A step up for the high rollers who never quit
IRELAND HAS EXCELLED at some untraditional sports recently, from cricket to poker. We can’t yet add roller derby to the list, but as the members of the Irish roller-derby team recover from last weekend’s Roller Derby World Cup, in Toronto, they can reflect that they are likely to have a future in the sport. Ireland finished 10th out of 13 international teams, a fair achievement given that the team was put together only six months ago.
“We got on pretty well,” says the head coach, Christopher Goggins. “We went over and were probably among the underdogs, but we played five, won two and finished 10th in the world, so we’re pretty proud of how we got on.”

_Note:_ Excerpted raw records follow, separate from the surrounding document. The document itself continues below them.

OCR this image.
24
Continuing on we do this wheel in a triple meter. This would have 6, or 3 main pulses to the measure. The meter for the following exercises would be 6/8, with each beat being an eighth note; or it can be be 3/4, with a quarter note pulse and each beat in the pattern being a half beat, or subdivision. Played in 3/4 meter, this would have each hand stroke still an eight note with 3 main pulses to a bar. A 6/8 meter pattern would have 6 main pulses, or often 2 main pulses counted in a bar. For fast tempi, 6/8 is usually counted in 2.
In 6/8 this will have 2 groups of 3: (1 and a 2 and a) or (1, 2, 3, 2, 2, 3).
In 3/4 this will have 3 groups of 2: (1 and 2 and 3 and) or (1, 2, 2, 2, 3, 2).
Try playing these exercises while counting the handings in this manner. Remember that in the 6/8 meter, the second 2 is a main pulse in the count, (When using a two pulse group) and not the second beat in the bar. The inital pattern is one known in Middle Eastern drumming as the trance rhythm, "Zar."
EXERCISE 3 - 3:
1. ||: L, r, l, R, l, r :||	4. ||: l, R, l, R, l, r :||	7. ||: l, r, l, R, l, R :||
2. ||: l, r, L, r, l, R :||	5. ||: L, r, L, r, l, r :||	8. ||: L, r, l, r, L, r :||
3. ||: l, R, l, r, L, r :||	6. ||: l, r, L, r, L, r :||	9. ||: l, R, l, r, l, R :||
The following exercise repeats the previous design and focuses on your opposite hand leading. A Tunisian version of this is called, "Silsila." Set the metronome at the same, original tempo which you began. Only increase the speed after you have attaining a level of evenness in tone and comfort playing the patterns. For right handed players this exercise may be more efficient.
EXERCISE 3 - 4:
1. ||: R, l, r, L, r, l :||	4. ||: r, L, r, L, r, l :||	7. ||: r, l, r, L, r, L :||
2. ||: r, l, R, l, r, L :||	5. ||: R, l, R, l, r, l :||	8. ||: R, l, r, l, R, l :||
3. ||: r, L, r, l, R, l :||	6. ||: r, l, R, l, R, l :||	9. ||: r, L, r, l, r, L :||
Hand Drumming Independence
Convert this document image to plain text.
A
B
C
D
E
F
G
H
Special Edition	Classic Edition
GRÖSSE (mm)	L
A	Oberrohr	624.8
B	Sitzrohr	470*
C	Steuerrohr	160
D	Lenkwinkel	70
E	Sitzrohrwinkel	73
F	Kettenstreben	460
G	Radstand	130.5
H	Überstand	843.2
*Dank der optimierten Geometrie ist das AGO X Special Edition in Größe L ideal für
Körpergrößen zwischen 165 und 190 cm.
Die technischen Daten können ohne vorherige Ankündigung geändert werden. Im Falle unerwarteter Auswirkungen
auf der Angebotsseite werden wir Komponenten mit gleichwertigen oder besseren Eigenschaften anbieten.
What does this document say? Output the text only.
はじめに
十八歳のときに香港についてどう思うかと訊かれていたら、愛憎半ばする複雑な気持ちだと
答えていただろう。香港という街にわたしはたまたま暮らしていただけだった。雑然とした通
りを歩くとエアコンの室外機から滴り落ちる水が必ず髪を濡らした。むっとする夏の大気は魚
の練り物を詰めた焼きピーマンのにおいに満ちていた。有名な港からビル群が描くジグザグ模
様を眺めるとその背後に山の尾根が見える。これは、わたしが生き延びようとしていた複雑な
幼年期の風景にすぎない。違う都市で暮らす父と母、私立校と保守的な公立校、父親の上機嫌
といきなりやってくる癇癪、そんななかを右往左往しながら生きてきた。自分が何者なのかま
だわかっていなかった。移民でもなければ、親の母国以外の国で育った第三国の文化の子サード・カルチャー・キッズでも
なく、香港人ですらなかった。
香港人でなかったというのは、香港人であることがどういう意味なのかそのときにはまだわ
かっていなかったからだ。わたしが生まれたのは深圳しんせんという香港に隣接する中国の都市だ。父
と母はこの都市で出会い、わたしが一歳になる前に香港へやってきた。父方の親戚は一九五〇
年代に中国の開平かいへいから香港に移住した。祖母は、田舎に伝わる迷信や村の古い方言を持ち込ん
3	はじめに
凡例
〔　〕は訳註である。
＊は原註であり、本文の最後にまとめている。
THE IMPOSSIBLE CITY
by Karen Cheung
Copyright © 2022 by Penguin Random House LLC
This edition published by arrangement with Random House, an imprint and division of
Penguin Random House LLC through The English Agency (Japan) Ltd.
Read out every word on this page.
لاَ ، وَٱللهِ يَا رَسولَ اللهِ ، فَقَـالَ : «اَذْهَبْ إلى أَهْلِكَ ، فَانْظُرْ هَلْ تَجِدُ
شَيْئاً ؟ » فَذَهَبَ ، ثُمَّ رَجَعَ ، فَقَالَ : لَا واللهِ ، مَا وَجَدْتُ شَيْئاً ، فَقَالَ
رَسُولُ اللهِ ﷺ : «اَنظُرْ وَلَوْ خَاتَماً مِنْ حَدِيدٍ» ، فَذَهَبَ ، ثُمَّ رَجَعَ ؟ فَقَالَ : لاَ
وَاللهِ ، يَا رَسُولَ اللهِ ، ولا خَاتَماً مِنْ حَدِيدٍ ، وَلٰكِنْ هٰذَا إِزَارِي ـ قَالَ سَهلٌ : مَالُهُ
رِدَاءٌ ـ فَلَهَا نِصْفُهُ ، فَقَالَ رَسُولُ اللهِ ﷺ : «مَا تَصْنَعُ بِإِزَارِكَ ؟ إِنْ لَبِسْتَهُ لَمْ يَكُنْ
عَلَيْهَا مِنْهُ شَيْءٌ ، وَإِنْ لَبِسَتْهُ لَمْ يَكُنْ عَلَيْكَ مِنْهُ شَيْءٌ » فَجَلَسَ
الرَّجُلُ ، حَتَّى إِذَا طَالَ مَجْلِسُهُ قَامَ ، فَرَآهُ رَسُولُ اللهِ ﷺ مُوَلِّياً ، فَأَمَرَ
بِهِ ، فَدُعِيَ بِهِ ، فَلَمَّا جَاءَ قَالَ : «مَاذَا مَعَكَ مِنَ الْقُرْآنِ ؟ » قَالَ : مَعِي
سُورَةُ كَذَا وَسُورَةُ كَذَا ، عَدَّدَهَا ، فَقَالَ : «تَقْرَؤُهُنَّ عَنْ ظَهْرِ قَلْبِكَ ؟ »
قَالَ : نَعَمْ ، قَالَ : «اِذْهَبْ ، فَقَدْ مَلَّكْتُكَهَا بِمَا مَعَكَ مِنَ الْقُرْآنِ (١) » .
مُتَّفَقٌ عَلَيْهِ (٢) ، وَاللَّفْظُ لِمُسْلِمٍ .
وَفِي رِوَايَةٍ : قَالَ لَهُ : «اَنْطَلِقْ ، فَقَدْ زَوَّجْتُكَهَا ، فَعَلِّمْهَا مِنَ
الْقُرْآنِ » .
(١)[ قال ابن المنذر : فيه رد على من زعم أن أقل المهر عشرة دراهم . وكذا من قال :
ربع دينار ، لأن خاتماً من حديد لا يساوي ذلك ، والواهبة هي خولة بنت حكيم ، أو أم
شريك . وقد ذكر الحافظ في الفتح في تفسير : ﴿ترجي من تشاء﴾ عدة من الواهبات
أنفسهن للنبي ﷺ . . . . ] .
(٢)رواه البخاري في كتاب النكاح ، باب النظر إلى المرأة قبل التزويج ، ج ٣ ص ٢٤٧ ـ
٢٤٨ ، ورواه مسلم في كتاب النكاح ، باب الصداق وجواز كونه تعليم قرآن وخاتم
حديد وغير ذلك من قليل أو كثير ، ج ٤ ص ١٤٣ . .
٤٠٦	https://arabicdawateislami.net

Roller derby is a team sport with five players on each team. A game is made up of bouts called jams, in which each team has an assigned jammer, a player who can score. The jammer scores points by lapping the opposing team around a track, so both teams try to assist their own jammer and block the opposing jammer.
The result is a competitive and very physical sport, with ice-hockey levels of bruising contact.
The sport’s roots are decades old, but the new wave of women’s roller-derby teams pride themselves on their do-it-yourself philosophy, team spirit and sense of community and solidarity, along with a strong feminist stance.
Since the modern revival of the sport, the 2009 film Whip It, directed by Drew Barrymore and starring the Oscar nominee Ellen Page, has garnered international publicity for roller derby. There’s plenty of theatre to it as well, with tongue-in-cheek nicknames and punkish kits.
There are two competitive leagues in Ireland, Dublin Roller Girls and Cork City Firebirds. There are also three training leagues, in Belfast, Limerick and Galway, and two “leagues in progress”, in Kilkenny and Carlow. Information on all of them is available on the Irish roller-derby Facebook page.
Goggins became involved in the sport after his fiancee attended the first Dublin Roller Girls meeting. “It became increasingly apparent that if I wanted to have anything to talk to her about, I would have to get involved,” he says.
He was appointed head coach in January this year, and the Irish team ran trials in early June. “The day we started, we said that even if we were a team going over to get beaten – because there was the potential we’d be playing teams like Canada and the US – our ethos was just to be the team that never quits,” Goggins says. “We wanted to be the hardest-working team.”
That attitude paid off. Aside from their two wins, the team’s contest against England was also praised as a hugely competitive game, although Ireland eventually lost, 64-119. “We went over to raise the bar for all of our leagues, and raise awareness of the sport in the country,” Goggins says.
While many of the roller-derby team have taken the opportunity to have a holiday in North America following the world cup, Goggins is back in Ireland reflecting on their achievements and the sport itself.
“What I love about the sport is that the women’s sport is leading it,” he says. “The purest form of it is the women’s sport. The men’s sport looks like a stag party gone wrong. It’s promoting a new kind of thinking in a women’s sport, because it’s a sport that celebrates femininity and feminism and is also incredibly powerful. It’s really moving to watch, and once you’re part of the community it becomes something that you never want to leave.”